Stories from the General Authorities: An Uncommon People
February 1974

“Stories from the General Authorities: An Uncommon People,” New Era, Feb. 1974, 28

Stories from the General Authorities:

An Uncommon People

I received a letter from a missionary in California. He was there with his wife and he wrote this: “There have been so many Mormon boys here in uniform, and they have been such fine, outstanding young fellows that they have turned the attitude of the people of this town toward the Mormon Church.”

Now you see they were uncommon boys. Then he told this specific story. He said that one of the women’s clubs was putting on a luncheon at the hotel. The lady in charge had an extra plate placed at the table, and she said, “When the next soldier comes along, we will invite him to occupy this place at the table.” Well, he happened to be a Mormon boy and he didn’t hide his light under a bushel. Like Jesus said, we should let our light so shine that the world, seeing our good works, will glorify our Father in Heaven. (See Matt. 5:16.)

When they passed the coffee around, he didn’t touch the coffee. You see how easy it would have been for the boy to say, “Oh, shucks, Mother isn’t here. Father isn’t here. My bishop isn’t here. I am the only man with all of these women. A little cup of coffee won’t hurt me.”

But he had to show forth the praises of the Lord who had called him out of darkness into the marvelous light, and he wouldn’t touch it. They offered to get him tea and he didn’t want that. Then they wanted to know all about him. That opened the door so he could tell them about how he was raised. And then when they were through eating, they lighted their cigarettes and passed them around. Of course, the young soldier refused. Well, anyway, right there one of those women decided, “If the Mormon elders ever call at my home, I will let them in. I want to know more about a people who can raise a boy like that boy who sat at our table today.” When the missionary wrote me about this lady, she was a very earnest investigator.

Another Mormon boy was sent east to an officers training school. A new commanding officer came into the camp, and they put on a banquet to honor him. There, by every plate, was a cocktail glass. When the proper time came, every one of those potential officers stood up with his cocktail glass to toast that incoming officer. All but one boy, and he raised a glass of milk. It would take a lot of courage, wouldn’t you think, to stand there with all those officers, and see all of those cocktail glasses come up, and stand and raise a glass of milk!

Well, the officer saw it. He made a beeline for that boy after the entertainment was over, and he said, “Why did you toast me with a glass of milk?”

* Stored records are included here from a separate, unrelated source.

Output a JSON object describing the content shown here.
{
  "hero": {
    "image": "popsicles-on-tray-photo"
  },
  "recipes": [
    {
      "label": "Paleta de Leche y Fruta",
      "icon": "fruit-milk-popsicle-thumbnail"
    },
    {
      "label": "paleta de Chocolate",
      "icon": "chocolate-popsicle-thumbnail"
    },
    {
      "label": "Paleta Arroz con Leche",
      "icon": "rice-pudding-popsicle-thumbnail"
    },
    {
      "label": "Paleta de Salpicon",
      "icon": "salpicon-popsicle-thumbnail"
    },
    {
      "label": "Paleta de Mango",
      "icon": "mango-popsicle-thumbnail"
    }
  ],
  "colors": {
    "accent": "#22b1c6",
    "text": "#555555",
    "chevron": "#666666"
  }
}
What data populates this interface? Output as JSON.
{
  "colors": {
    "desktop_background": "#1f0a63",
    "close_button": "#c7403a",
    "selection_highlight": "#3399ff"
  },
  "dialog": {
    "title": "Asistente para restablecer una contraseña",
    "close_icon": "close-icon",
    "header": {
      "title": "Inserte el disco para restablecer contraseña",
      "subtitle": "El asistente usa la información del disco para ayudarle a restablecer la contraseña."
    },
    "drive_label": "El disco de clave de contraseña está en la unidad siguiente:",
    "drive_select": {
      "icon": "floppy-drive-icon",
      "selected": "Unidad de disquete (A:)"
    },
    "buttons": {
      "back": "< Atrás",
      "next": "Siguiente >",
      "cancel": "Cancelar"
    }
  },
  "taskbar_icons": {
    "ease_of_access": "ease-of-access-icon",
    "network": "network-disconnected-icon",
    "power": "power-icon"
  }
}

“Well, officer,” he said, “I’ve never touched liquor in my life. I don’t want to touch it; my parents wouldn’t want me to touch it; and I didn’t think you would want me to either. And I wanted to toast you, so I thought you would be satisfied if I toasted you with what I am accustomed to drinking.”

The officer said, “You report at headquarters in the morning,” and told him what time.

I suppose that boy spent a sleepless night, but when he went into the officer’s quarters the next morning, you know what happened? The officer assigned him a place on his staff with this explanation: “I want to surround myself with men who have the courage to do what they think is right regardless of what anybody else thinks about it.” Isn’t that wonderful! He was an uncommon boy, wasn’t he? I hope you are all uncommon. I hope that if you are ever in a situation like that you will make the proper decision.

I would like to tell you just one little experience of my own along that line. When I was a young fellow and was out at the old Saltair beach dance hall on Great Salt Lake, when that was reckoned to be the finest dance hall in all America, one of my girl friends came up and said, “LeGrand, we are having a banquet downstairs. Wouldn’t you like to join us?” Now you know the old saying that the way to a man’s heart is through his stomach. I couldn’t turn that one down. So I took hold of her hand and went hopscotching down the steps over to the north end of that eating hall. We approached a long table that was all spread, and I saw by every plate a tall beer bottle like they used to have in those days. As soon as I could see that that was where we were headed, I stopped just like I was shot. I looked at that table, and I looked at that girl, and there I was, holding her hand. She said, “What’s the matter? Are you too good to drink a little beer?” Now you know if you have hold of a girl’s hand, you have to think pretty fast when she talks to you like that. I had to think fast.

I said, “Well, Elsie, I guess I am. I thought you were.”

“Goodbye,” I said, and I went up those steps a lot faster than I came down them.

I met a young woman in California who told me this story. She started keeping company with a young man who was a member of the Church, but he wasn’t active. When he got serious and proposed to her, she said, “I will never marry a man who doesn’t honor his priesthood and do his duties in this church. I want to be able to say to my children, ‘You follow your father.’” He wasn’t willing to pay the price, so their courtship ended right there. She was an uncommon girl.

God bless each one of you and help you to make the decisions in your youth that will truly make you uncommon in the world and in this church of Jesus Christ, which is the greatest movement in all the world.